Кровь попадает на лицо и на грудь Ригерту, и, к моему удивлению, Валентин вдруг бледнеет как полотно и бежит в угол бункера, чтобы избавиться от содержимого желудка.
— Иначе — что, Лен? — спрашивает невозмутимо
Слегин, сосредоточенно разглядывая дымящийся пистолет.
Парень бьется лысым черепом о железо каталки, явно стремясь разбить себе затылок, но Слегин прижимает его голову рукояткой пистолета.
— Иначе я уйду, — говорю я. — Навсегда…
— Что? — спрашивает он, оставив в покое раненого и подходя ко мне. — Ты можешь так поступить? Ты что — пожалел его? Пожалел этого гомика, да? А ты вспомни переход на Старой площади. Кто туда шаловливо бросил гранатку? Не он ли? Или не такой же, как он?
Я качаю головой.
— Мне без разницы, — упрямо говорю я. — Пусть он — убийца и садист… — Усилием воли удерживаюсь от того, чтобы не добавить: «Как ты». — Но это не значит, Слегин, что мы должны быть такими же, как они!.. Пойми, убивая раз за разом его, мы убиваем самих себя!..
— Ладно, — говорит Слегин, отступая от меня. — Я тебя понял, Лен. Ты у нас — добренький волшебник, да? Только если ты такой жалостливый, так будь им до конца. И если принялся оживлять всех подряд: пьяных водителей, бабок-соседок, то ты просто обязан оживить и этого мерзавца. Из благородной человеческой жалости. Ты же не дашь ему мучиться, истекая кровью? И теперь ты не уйдешь, пока он не умрет, верно? — Я угрюмо молчу. — А это значит, что у садиста Слегина еще есть время…
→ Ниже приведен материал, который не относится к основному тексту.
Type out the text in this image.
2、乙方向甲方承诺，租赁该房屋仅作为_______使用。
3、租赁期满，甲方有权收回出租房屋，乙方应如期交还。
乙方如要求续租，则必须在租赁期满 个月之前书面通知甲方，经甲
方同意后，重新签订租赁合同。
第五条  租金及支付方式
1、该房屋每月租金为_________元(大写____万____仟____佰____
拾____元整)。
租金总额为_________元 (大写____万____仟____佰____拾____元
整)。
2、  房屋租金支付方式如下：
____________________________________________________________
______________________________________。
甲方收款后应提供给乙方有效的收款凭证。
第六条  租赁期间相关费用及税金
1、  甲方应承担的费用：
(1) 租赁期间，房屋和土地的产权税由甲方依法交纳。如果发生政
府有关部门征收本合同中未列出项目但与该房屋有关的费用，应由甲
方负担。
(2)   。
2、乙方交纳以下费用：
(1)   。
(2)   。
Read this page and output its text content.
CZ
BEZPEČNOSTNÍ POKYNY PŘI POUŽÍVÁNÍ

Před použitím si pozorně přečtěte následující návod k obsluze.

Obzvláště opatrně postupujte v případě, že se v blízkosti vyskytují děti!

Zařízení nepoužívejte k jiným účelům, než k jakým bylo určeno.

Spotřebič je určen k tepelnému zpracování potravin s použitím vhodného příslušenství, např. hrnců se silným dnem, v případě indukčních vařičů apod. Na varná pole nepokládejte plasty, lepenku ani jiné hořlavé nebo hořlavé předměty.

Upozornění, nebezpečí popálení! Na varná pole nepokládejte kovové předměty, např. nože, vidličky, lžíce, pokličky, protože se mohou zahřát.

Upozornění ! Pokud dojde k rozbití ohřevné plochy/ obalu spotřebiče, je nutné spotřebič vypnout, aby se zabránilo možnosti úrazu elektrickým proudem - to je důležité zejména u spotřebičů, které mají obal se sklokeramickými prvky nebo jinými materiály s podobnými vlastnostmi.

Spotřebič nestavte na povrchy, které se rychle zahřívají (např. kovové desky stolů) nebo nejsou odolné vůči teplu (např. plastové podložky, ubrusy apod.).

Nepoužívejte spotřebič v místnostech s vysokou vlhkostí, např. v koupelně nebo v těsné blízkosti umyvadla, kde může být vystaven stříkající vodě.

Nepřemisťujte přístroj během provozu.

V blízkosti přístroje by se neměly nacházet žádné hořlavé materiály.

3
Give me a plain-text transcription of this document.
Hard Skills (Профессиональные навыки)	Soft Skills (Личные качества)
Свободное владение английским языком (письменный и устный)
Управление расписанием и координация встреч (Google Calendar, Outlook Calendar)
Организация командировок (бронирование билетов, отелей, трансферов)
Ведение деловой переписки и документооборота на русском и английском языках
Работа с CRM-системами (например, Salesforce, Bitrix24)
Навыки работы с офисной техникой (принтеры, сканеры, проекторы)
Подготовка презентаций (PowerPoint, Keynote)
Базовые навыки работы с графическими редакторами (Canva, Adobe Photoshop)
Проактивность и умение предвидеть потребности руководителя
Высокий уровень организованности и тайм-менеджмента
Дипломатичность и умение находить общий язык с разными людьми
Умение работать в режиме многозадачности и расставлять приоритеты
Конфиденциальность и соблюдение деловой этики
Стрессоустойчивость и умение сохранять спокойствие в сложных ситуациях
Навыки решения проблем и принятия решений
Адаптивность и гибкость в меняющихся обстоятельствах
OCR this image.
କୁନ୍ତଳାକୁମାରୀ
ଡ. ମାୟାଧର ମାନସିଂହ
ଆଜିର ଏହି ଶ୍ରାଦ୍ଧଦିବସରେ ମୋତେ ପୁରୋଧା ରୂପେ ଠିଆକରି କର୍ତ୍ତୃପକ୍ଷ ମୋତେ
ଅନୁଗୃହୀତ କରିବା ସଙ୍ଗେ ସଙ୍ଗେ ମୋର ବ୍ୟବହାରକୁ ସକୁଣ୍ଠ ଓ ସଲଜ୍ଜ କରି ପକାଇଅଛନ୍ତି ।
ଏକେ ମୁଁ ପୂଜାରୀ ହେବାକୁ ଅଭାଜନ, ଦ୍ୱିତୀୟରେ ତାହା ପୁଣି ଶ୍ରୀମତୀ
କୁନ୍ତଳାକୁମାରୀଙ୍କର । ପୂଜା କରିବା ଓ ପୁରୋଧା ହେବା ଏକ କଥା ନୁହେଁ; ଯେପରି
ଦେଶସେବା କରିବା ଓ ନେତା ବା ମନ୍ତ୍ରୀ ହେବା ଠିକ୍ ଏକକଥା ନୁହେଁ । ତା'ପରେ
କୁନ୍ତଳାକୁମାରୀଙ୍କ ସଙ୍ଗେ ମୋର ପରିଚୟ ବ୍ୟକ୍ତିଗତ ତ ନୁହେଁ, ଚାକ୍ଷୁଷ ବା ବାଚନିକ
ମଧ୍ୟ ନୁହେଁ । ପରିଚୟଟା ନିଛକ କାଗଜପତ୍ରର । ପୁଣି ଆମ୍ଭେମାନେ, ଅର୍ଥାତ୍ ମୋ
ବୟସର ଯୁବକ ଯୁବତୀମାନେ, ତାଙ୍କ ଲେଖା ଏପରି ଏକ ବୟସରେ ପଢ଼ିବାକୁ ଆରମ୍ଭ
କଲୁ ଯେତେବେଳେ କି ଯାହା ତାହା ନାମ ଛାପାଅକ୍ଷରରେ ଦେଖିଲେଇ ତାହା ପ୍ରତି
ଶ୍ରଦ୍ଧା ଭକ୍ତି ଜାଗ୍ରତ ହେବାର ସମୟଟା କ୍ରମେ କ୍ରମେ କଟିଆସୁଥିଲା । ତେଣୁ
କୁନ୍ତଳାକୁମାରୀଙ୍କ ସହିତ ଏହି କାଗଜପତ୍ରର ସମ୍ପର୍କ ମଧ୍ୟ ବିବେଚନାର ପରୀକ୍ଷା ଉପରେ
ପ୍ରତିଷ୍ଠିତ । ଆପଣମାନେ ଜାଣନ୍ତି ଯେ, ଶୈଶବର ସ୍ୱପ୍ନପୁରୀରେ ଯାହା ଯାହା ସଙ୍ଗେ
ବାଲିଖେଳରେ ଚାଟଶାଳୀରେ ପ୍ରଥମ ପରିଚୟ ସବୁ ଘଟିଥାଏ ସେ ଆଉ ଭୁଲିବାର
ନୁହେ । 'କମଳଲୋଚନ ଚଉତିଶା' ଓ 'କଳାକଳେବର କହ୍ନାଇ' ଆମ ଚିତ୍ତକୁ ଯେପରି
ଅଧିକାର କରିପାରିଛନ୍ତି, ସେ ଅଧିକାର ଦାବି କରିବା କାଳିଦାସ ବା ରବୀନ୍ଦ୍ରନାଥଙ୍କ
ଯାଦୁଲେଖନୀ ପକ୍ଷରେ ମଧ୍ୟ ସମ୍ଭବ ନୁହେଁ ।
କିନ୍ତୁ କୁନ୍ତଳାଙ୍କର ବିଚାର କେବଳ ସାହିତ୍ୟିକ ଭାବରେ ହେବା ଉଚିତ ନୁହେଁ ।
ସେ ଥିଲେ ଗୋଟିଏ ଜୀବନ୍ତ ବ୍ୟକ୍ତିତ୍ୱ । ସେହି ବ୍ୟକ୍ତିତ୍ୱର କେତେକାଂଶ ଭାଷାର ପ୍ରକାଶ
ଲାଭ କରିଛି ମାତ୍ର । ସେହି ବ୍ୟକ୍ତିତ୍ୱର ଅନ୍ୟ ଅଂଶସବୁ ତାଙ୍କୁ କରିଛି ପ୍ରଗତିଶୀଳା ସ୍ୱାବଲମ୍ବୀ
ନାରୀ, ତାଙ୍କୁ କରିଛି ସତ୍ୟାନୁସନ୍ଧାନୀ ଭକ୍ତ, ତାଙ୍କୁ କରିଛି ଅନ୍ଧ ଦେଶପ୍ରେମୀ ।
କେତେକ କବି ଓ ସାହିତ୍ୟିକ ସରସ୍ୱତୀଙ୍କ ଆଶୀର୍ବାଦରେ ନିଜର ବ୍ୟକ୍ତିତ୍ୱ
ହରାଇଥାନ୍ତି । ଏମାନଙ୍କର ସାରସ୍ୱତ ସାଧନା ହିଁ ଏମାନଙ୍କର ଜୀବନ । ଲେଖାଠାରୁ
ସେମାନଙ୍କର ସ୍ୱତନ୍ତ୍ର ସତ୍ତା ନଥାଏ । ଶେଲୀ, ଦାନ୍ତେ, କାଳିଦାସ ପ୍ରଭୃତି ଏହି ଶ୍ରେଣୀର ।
Его слова обрывает выстрел.
И в бункере сразу становится тихо.
По-прежнему белый как бумага, Ригерт стоит возле изголовья, парня и печально глядит на дымящийся пистолет в своей руке. Сразу после своего воскрешения молчун припрятал смертельное оружие, которое у него почему-то имелось, а я не стал закладывать его Слегину.
На голову допрашиваемого страшно взглянуть. Пуля разнесла ее в пух и прах.
Я закусываю губу, чтобы унять разгорающийся во мне Зов.
— Ты что, Валентин? — почему-то шепотом спрашивает Слегин. — Ты охренел?!.
— Лен прав, — скупо отвечает Ригерт. — Не надо… Секунду Слегин стоит, явно не веря своим ушам и переводя взгляд с меня на Ригерта и обратно. Потом говорит:
— Ладно, я с тобой еще разберусь. По полной программе. — Поворачивается ко мне: — Лен, дай мне последнюю попытку. Обещаю: на этот раз я не буду делать ничего такого… Я просто… я просто побеседую с ним. Ну воскреси его еще разок, а?
Но я молча поворачиваюсь и направляюсь к выходу.